Despite contributing four per cent of the global greenhouse-gas emissions, more than 65 per cent of Africa’s population is directly impacted by climate change, according to the United Nations Economic Commission for Africa.

The World Bank said it would spend $22.5bn over five years from 2021, to help Africa tackle the dangers posed by climate change.

The Interim President, World Bank, Kristalina Georgieva, told BBC Africa TV’sMoney Daily programme that Africa remained vulnerable to the effects of climate change through prolonged drought, floods and destructive storms.

“Unless we make Africa more resilient, we will see by 2030, 100 million people more falling into poverty rather than being pulled out of poverty,” she said.

Georgieva said the World Bank had also stepped up its efforts to mobilise investments in renewable energy such as solar, which contributes just 1.5 per cent of the continent’s electricity needs.

The AfDB said it would double its climate finance commitments for the period 2020 to 2025, pledging at least $25bn.

The President, AfDB, Akinwumi Adesina, made the announcement at the One Planet Summit in Nairobi.

Speaking at a plenary in the presence of Heads of State, including President Uhuru Kenyatta of Kenya, and French President Emmanuel Macron, Adesina also announced that the bank was on course to achieve its target of allocating 40 per cent of its funding to climate finance by 2020, a year ahead.

The bank’s commitment on the target, the highest among all multilateral development banks, has progressed steadily from nine per cent in 2016 to 28 per cent in 2017 and 32 per cent in 2018, according to a statement.

It said considering Africa’s high vulnerability despite contributing the least to climate change, the AfDB had successfully raised its adaptation finance from less than 30 per cent of total climate finance to parity with mitigation in 2018.

Adesina said, “The required level of financing is only feasible with the direct involvement of the entire financial sector.

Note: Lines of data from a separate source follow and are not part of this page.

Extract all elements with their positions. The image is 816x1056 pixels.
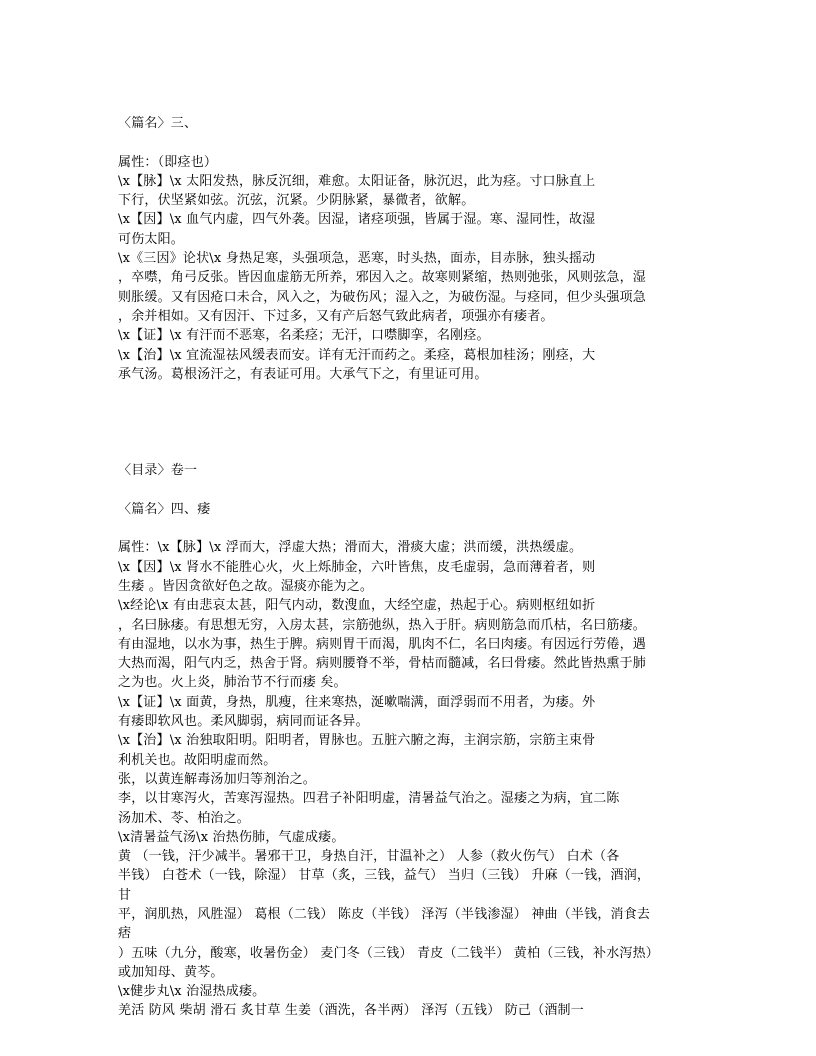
text-line: 利机关也。故阳明虚而然。 bbox=[118, 752, 277, 768]
text-line: 属性：（即痉也） bbox=[118, 154, 218, 170]
text-line: \x《三因》论状\x 身热足寒，头强项急，恶寒，时头热，面赤，目赤脉，独头摇动 bbox=[118, 251, 596, 267]
text-line: 生痿 。皆因贪欲好色之故。湿痰亦能为之。 bbox=[118, 578, 374, 594]
spacer bbox=[118, 519, 718, 538]
spacer bbox=[118, 133, 718, 152]
spacer bbox=[118, 480, 718, 499]
text-line: \x清暑益气汤\x 治热伤肺，气虚成痿。 bbox=[118, 829, 345, 845]
text-line: ，余并相如。又有因汗、下过多，又有产后怒气致此病者，项强亦有痿者。 bbox=[118, 308, 554, 324]
text-line: 大热而渴，阳气内乏，热舍于肾。病则腰脊不举，骨枯而髓减，名曰骨痿。然此皆热熏于肺 bbox=[118, 656, 647, 672]
text-line: \x【证】\x 有汗而不恶寒，名柔痉；无汗，口噤脚挛，名刚痉。 bbox=[118, 328, 490, 344]
text-line: ，卒噤，角弓反张。皆因血虚筋无所养，邪因入之。故寒则紧缩，热则弛张，风则弦急，湿 bbox=[118, 270, 647, 286]
text-line: 汤加术、苓、柏治之。 bbox=[118, 810, 251, 826]
text-line: 半钱） 白苍术（一钱，除湿） 甘草（炙，三钱，益气） 当归（三钱） 升麻（一钱，酒润， bbox=[118, 868, 651, 884]
text-line: 则胀缓。又有因疮口未合，风入之，为破伤风；湿入之，为破伤湿。与痉同，但少头强项急 bbox=[118, 289, 647, 305]
text-line: \x【治】\x 宜流湿祛风缓表而安。详有无汗而药之。柔痉，葛根加桂汤；刚痉，大 bbox=[118, 347, 596, 363]
text-line: \x【治】\x 治独取阳明。阳明者，胃脉也。五脏六腑之海，主润宗筋，宗筋主束骨 bbox=[118, 733, 596, 749]
text-line: 承气汤。葛根汤汗之，有表证可用。大承气下之，有里证可用。 bbox=[118, 366, 488, 382]
text-line: 之为也。火上炎，肺治节不行而痿 矣。 bbox=[118, 675, 347, 691]
section-body bbox=[118, 153, 718, 385]
section-body bbox=[118, 538, 718, 1020]
text-line: \x健步丸\x 治湿热成痿。 bbox=[118, 984, 266, 1000]
toc-heading: 〈目录〉卷一 bbox=[118, 463, 198, 479]
text-line: 属性：\x【脉】\x 浮而大，浮虚大热；滑而大，滑痰大虚；洪而缓，洪热缓虚。 bbox=[118, 540, 583, 556]
text-line: 下行，伏坚紧如弦。沉弦，沉紧。少阴脉紧，暴微者，欲解。 bbox=[118, 193, 475, 209]
text-line: 张，以黄连解毒汤加归等剂治之。 bbox=[118, 771, 317, 787]
text-line: 可伤太阳。 bbox=[118, 231, 185, 247]
text-line: \x【证】\x 面黄，身热，肌瘦，往来寒热，涎嗽喘满，面浮弱而不用者，为痿。外 bbox=[118, 694, 596, 710]
section-heading: 〈篇名〉四、痿 bbox=[118, 501, 211, 517]
text-line: \x经论\x 有由悲哀太甚，阳气内动，数溲血，大经空虚，热起于心。病则枢纽如折 bbox=[118, 598, 596, 614]
text-line: 有痿即软风也。柔风脚弱，病同而证各异。 bbox=[118, 714, 369, 730]
text-line: \x【因】\x 肾水不能胜心火，火上烁肺金，六叶皆焦，皮毛虚弱，急而薄着者，则 bbox=[118, 559, 596, 575]
text-line: 痞 bbox=[118, 926, 132, 942]
text-line: ，名曰脉痿。有思想无穷，入房太甚，宗筋弛纵，热入于肝。病则筋急而爪枯，名曰筋痿。 bbox=[118, 617, 647, 633]
text-line: 黄 （一钱，汗少减半。暑邪干卫，身热自汗，甘温补之） 人参（救火伤气） 白术（各 bbox=[118, 849, 620, 865]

Consequently, the bank launched the African Financial Alliance for Climate Change to link all stock exchanges, pension and sovereign wealth funds, central banks and other financial institutions of Africa to mobilise and incentivise the shift of their portfolios towards low carbon and climate resilient investments.”

He said it was not good enough to simply ask countries to stay away from polluting technologies.

“We have to be proactive in exploring alternatives. We will, therefore, be launching the ‘green baseload’ facility under the Sustainable Energy Fund for Africa, to provide concessional finance and technical assistance to support the penetration and scale-up of renewable energy, to provide affordable and reliable renewable energy baseload,” Adesina added.

According to the statement, several donors, including Canada, Denmark, Germany, Norway, Italy, the United Kingdom and United States Agency for International Development have indicated their interest in the instrument, which will also help to replace coal.

It said the AfDB had played a critical role in building Africa’s clean energy capacities, adding that the bank’s last investment in a coal project was 10 years ago.

The statement said, “Additionally, and in line with its ambitious New Deal on Energy for Africa, 95 per cent of all bank investments in power generation over the 2016-18 period have been in renewables.”